As a consequence, a variety of self-declared political groups, including the Syrian opposition, Rojava, Tahrir al-Sham, and the Islamic State group, have developed on Syrian land. Due to the conflict, Syria was rated bottom on the Global Peace Index from 2016 to 2018, making it the world's most violent nation. More than 570,000 people have died as a result of the conflict, which has resulted in 7.6 million internally displaced people (according to UNHCR estimates from July 2015) and over 5 million refugees (according to UNHCR registrations from July 2017), making population estimates difficult in recent years. Here we collected some latest and most historical Syria Pictures.
Krak des Chevaliers, also known as Hisn al-Akrad and originally Crac de l'Ospital, is a Crusader fortress in Syria that is one of the best-preserved medieval castles in the world. The place was initially occupied by Kurdish warriors and garrisoned by the Mirdasids in the 11th century.
The Stronghold of Saladin, also known as Sahyun Castle, is a medieval castle in northern Syria. It is situated in high, hilly terrain, 7 kilometers east of Al-Haffah town and 30 kilometers east of Latakia.
Palmyra is a historic Semitic city in Syria's Homs Governorate. The city was initially mentioned in writings in the early second millennium BC, and archeological artifacts dating back to the Neolithic era.
Dura-Europos was a Hellenistic, Parthian, and Roman frontier city located 90 meters above the Euphrates River's southwestern bank. In modern-day Syria, it lies near the settlement of Salhiyé.

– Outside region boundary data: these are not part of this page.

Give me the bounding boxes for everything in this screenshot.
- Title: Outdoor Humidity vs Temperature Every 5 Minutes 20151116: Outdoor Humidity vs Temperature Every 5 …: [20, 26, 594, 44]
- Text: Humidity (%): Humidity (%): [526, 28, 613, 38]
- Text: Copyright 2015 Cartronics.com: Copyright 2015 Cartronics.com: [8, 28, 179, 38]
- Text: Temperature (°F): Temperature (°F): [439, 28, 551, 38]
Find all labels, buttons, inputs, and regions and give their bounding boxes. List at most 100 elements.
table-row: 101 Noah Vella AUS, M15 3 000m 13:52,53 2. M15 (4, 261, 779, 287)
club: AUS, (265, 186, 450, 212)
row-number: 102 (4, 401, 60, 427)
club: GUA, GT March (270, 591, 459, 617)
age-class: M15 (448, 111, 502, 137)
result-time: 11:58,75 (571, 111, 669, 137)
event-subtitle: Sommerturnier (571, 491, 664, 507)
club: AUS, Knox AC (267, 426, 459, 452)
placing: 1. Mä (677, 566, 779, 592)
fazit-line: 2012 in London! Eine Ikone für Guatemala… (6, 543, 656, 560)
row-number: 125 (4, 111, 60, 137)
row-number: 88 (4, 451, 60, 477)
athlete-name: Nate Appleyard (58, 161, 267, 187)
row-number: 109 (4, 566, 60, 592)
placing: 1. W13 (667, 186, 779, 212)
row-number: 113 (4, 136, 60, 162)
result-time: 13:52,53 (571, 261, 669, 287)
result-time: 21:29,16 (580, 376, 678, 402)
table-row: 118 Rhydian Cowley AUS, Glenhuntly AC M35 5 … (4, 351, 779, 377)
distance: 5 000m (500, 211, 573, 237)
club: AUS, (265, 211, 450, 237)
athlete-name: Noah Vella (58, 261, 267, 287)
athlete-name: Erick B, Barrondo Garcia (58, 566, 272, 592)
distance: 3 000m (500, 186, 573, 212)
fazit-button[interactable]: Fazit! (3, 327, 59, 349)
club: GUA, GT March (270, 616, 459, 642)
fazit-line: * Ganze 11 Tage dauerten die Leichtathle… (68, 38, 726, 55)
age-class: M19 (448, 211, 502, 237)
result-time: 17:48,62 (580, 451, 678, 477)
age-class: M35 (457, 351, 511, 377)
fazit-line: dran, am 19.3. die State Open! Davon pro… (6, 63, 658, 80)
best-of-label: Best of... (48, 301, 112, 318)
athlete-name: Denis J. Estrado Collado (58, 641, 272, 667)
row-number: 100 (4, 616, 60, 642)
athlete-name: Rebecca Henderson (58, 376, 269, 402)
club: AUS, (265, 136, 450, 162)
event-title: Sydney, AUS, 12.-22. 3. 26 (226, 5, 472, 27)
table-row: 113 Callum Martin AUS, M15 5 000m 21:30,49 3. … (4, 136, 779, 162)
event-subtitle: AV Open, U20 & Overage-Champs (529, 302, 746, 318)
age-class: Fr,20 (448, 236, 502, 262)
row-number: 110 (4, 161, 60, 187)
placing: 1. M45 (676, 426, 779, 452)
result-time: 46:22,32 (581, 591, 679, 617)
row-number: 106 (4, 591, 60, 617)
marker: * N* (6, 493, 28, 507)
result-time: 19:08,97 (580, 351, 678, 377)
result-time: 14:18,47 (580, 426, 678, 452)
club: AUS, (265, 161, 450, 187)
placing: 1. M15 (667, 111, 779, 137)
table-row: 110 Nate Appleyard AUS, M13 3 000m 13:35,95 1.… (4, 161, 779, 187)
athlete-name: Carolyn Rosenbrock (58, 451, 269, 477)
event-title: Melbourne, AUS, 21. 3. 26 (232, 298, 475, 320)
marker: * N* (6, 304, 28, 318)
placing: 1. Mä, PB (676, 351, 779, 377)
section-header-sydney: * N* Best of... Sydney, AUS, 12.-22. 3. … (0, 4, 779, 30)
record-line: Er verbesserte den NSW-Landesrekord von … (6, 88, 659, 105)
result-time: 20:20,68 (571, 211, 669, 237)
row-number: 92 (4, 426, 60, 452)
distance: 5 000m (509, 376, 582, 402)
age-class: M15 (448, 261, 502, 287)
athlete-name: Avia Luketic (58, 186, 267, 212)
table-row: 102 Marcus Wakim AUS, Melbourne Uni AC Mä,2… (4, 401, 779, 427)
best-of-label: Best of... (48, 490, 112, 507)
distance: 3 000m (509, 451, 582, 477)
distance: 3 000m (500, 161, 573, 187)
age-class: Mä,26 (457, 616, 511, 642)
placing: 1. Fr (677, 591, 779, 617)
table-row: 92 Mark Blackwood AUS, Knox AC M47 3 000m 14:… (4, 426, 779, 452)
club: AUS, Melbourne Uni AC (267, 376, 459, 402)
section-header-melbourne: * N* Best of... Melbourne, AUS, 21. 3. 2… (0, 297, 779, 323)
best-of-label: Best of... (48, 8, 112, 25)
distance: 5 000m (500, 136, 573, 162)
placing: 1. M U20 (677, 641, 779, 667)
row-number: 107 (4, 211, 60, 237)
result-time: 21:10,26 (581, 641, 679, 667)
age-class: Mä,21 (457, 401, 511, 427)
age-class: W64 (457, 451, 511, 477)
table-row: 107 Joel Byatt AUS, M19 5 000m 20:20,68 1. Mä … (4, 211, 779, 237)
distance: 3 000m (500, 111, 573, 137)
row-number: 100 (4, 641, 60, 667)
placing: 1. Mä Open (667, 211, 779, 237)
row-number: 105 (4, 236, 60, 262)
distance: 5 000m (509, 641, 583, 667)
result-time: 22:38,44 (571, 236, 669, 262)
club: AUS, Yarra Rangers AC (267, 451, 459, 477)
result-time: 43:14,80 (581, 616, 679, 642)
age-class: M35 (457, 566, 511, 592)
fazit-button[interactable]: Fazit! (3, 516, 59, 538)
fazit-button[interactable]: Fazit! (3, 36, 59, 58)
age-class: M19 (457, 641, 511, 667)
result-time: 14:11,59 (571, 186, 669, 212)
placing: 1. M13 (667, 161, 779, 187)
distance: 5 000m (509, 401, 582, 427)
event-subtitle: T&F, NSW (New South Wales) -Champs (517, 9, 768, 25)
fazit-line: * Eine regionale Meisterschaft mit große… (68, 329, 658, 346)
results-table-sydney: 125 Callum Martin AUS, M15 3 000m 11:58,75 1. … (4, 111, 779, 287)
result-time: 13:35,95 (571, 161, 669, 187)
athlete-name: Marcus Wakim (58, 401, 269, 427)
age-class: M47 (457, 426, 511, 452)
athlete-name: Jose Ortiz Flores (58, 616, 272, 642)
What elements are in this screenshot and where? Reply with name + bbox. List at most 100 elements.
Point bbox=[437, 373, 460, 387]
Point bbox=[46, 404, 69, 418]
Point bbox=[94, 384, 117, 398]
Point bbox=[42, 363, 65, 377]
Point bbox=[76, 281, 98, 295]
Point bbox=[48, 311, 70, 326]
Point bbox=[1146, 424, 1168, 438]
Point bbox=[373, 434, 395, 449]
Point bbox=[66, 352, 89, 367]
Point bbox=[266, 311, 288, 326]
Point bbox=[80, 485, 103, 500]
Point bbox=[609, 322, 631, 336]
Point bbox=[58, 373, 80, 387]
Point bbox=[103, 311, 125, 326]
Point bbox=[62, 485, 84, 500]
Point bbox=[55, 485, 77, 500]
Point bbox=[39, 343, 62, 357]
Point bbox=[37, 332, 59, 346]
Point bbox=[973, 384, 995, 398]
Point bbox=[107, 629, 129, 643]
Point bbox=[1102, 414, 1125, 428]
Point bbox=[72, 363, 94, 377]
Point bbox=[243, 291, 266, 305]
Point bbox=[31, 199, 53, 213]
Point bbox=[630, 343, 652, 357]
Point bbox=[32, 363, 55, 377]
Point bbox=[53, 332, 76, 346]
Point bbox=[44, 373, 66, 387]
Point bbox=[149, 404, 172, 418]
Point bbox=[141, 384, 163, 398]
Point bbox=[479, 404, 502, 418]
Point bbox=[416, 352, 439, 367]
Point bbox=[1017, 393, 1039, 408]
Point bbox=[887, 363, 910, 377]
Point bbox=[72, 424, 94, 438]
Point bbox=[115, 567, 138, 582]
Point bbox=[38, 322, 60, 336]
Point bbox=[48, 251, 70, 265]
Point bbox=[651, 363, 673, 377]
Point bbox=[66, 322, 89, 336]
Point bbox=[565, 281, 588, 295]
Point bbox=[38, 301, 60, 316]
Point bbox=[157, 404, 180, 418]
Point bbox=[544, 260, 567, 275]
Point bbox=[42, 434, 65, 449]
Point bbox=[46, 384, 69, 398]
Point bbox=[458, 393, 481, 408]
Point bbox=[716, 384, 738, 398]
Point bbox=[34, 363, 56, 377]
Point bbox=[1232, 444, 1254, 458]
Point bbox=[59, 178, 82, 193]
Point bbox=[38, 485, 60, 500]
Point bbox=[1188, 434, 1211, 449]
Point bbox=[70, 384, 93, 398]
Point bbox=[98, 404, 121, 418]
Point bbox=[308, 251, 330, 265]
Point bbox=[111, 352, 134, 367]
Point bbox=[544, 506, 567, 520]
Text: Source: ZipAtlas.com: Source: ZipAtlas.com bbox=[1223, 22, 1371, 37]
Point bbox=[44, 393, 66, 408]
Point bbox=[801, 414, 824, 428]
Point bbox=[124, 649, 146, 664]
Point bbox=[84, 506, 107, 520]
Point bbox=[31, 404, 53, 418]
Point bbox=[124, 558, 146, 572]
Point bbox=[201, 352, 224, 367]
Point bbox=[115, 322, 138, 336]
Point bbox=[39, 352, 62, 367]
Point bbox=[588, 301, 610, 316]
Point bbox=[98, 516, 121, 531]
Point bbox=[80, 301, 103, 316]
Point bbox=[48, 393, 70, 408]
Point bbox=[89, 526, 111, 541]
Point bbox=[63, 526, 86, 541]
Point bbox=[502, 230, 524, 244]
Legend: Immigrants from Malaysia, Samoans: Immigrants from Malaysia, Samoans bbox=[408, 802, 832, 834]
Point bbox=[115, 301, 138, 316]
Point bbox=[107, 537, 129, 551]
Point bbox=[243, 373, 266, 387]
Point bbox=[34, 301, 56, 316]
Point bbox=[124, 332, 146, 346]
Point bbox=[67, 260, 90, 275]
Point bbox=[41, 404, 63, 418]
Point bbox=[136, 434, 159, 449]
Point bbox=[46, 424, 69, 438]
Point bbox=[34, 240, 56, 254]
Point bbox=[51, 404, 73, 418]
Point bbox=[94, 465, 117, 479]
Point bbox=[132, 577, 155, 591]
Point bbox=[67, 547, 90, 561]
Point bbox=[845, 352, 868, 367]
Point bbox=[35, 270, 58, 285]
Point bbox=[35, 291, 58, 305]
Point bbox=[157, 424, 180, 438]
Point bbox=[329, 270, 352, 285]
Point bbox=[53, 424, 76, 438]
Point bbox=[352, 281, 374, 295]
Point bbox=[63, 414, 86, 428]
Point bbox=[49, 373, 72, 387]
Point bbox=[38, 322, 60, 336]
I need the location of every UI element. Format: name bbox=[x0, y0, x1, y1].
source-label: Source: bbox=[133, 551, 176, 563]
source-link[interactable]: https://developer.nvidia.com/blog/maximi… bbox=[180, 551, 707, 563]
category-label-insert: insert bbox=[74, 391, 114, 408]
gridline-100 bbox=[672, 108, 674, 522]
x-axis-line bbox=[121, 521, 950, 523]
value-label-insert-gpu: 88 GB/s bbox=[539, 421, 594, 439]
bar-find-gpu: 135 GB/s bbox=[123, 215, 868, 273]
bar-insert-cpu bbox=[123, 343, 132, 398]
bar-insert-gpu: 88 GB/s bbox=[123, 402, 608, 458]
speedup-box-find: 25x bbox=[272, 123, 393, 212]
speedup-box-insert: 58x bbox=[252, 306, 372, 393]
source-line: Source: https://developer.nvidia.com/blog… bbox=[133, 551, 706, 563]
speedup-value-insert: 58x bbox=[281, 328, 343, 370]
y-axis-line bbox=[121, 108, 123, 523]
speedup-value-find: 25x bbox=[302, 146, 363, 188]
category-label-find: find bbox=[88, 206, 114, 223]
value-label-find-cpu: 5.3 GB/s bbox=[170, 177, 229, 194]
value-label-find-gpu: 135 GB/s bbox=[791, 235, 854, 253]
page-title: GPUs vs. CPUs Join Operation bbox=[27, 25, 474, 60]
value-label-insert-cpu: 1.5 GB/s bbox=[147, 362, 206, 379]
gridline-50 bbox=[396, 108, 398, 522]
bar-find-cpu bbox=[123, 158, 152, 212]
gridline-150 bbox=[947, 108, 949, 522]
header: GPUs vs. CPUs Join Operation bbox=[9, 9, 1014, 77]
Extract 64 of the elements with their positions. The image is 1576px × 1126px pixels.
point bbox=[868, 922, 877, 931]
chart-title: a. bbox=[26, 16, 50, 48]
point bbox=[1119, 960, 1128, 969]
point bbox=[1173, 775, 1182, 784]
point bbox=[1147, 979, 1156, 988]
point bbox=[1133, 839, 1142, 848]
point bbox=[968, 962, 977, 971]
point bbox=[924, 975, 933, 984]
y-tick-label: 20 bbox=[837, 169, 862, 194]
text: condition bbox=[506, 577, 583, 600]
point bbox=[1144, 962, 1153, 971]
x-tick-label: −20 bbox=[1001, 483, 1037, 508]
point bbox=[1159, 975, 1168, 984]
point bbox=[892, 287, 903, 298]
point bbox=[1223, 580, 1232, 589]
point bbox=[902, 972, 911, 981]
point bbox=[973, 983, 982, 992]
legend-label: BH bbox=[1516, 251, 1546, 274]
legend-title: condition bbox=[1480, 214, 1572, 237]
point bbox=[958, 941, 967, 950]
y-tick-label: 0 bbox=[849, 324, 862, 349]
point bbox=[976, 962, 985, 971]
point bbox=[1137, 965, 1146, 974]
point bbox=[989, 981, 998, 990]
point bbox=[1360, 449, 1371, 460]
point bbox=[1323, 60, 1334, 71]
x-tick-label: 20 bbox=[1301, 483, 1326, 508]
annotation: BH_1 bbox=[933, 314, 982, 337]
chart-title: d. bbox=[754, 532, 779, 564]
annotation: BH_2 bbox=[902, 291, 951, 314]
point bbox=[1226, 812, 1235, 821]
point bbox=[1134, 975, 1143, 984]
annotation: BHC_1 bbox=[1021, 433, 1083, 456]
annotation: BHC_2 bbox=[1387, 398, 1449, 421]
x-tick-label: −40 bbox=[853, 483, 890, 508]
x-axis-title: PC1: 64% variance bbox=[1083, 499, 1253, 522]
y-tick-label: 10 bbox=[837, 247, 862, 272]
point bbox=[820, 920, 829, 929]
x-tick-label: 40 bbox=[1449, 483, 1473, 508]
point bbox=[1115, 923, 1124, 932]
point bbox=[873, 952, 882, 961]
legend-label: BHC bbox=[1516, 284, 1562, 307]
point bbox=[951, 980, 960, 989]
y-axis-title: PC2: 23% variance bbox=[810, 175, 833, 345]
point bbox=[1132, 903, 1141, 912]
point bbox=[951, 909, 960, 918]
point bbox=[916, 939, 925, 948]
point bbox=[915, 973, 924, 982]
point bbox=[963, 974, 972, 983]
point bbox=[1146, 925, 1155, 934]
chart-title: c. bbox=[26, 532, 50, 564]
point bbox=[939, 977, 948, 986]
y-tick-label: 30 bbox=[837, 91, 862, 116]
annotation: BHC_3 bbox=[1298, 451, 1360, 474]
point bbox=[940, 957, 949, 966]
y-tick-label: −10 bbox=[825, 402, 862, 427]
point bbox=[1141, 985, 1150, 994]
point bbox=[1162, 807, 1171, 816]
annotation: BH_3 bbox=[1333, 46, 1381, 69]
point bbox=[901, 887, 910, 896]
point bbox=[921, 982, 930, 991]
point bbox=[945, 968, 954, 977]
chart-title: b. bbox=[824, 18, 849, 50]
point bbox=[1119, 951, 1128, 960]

Bosra has a long history and was a flourishing provincial capital and metropolitan archbishopric during the Roman Empire when it was under the authority of the Eastern Orthodox Patriarchate of Antioch and All the East. During the Islamic period, it remained administratively significant, but during the Ottoman era, it became less so. It also became the titular see of a Melkite Catholic Archeparchy and the episcopal see of a Latin Catholic titular church. It is now a well-known archaeological site that UNESCO has named a World Heritage Site because it is so important.